Presiden Taiwan Mengaduh ke Paus Fransiskus: Perang Dengan China Bukan Pilihan
Berita Baru, Taipe – Presiden Taiwan Tsai Ing-wen mengaduh ke Paus Fransiskus melalui sebuah surat untuk mengatakan bahwa perang antara Taiwan dan China bukan pilihan dan menekankan pentingnya stabilitas di Selat Taiwan.

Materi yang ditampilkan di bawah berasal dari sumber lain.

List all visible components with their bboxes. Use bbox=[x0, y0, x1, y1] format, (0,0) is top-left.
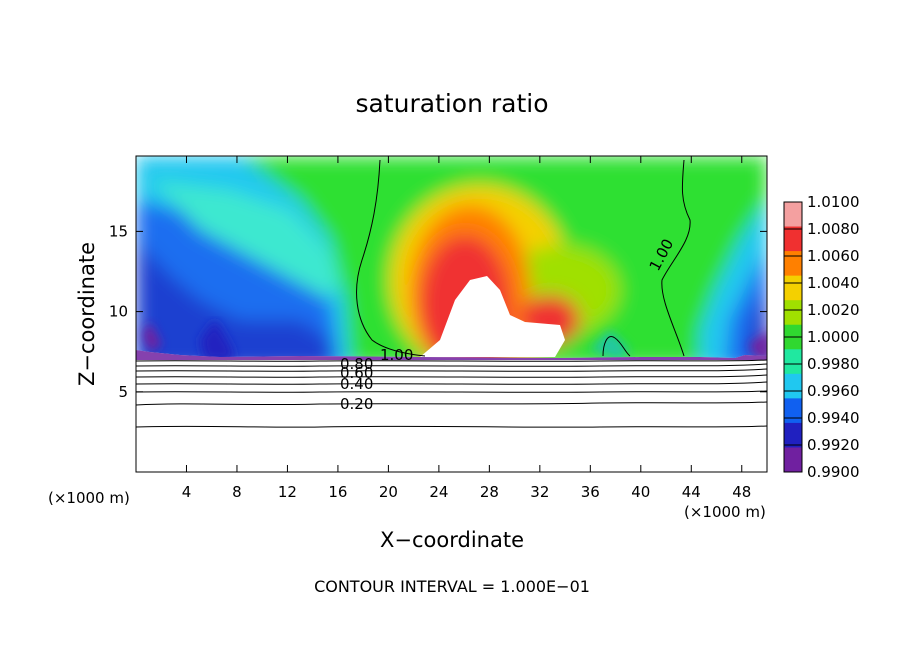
contour-label: 0.60 bbox=[340, 364, 373, 382]
colorbar-swatch bbox=[784, 447, 802, 473]
colorbar-level-label: 0.9960 bbox=[807, 382, 860, 400]
x-unit-right: (×1000 m) bbox=[684, 503, 766, 521]
x-tick-label: 32 bbox=[530, 483, 549, 501]
colorbar-level-label: 1.0100 bbox=[807, 193, 860, 211]
colorbar-swatch bbox=[784, 373, 802, 399]
colorbar-level-label: 1.0020 bbox=[807, 301, 860, 319]
x-tick-label: 44 bbox=[682, 483, 701, 501]
colorbar-swatch bbox=[784, 226, 802, 252]
colorbar-swatch bbox=[784, 275, 802, 301]
colorbar-level-label: 0.9980 bbox=[807, 355, 860, 373]
x-axis-label: X−coordinate bbox=[380, 528, 524, 552]
colorbar-swatch bbox=[784, 398, 802, 424]
colorbar-level-label: 1.0000 bbox=[807, 328, 860, 346]
colorbar-level-label: 0.9940 bbox=[807, 409, 860, 427]
x-tick-label: 4 bbox=[182, 483, 192, 501]
y-tick-label: 10 bbox=[109, 303, 128, 321]
colorbar-level-label: 0.9900 bbox=[807, 463, 860, 481]
contour-lines bbox=[136, 159, 767, 428]
contour-label: 1.00 bbox=[380, 346, 413, 364]
contour-label: 0.20 bbox=[340, 395, 373, 413]
plot-frame bbox=[135, 155, 768, 473]
x-axis-ticks: 4 8 12 16 20 24 28 32 36 40 44 48 bbox=[182, 156, 751, 501]
y-tick-label: 5 bbox=[118, 383, 128, 401]
heatmap-field bbox=[136, 156, 767, 358]
contour-labels: 1.00 1.00 0.80 0.60 0.40 0.20 bbox=[340, 236, 677, 413]
y-axis-label: Z−coordinate bbox=[75, 242, 99, 386]
x-tick-label: 36 bbox=[581, 483, 600, 501]
colorbar-swatch bbox=[784, 251, 802, 277]
colorbar: 1.0100 1.0080 1.0060 1.0040 1.0020 1.0000 0.99… bbox=[783, 193, 860, 481]
colorbar-level-label: 1.0060 bbox=[807, 247, 860, 265]
x-tick-label: 28 bbox=[480, 483, 499, 501]
chart-title: saturation ratio bbox=[355, 89, 548, 118]
colorbar-swatch bbox=[784, 422, 802, 448]
y-tick-label: 15 bbox=[109, 222, 128, 240]
contour-label: 0.80 bbox=[340, 355, 373, 373]
colorbar-swatch bbox=[784, 300, 802, 326]
x-tick-label: 48 bbox=[732, 483, 751, 501]
colorbar-level-label: 1.0040 bbox=[807, 274, 860, 292]
colorbar-level-label: 0.9920 bbox=[807, 436, 860, 454]
x-tick-label: 20 bbox=[379, 483, 398, 501]
colorbar-swatch bbox=[784, 349, 802, 375]
x-tick-label: 24 bbox=[429, 483, 448, 501]
colorbar-level-label: 1.0080 bbox=[807, 220, 860, 238]
y-axis-ticks: 5 10 15 bbox=[109, 222, 767, 401]
contour-label: 0.40 bbox=[340, 375, 373, 393]
x-tick-label: 12 bbox=[278, 483, 297, 501]
contour-interval-note: CONTOUR INTERVAL = 1.000E−01 bbox=[314, 577, 590, 596]
x-tick-label: 40 bbox=[631, 483, 650, 501]
colorbar-swatch bbox=[784, 202, 802, 228]
x-unit-left: (×1000 m) bbox=[48, 489, 130, 507]
x-tick-label: 8 bbox=[232, 483, 242, 501]
x-tick-label: 16 bbox=[328, 483, 347, 501]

“Dalam pidato Hari Nasional saya tahun lalu, saya menegaskan kembali bahwa perdamaian dan stabilitas di Selat Taiwan adalah dasar untuk pengembangan hubungan lintas-Selat dan konfrontasi bersenjata sama sekali bukan pilihan,” kata Tsai, menurut salinan surat tersebut yang dirilis oleh kantornya pada hari Senin (23/1).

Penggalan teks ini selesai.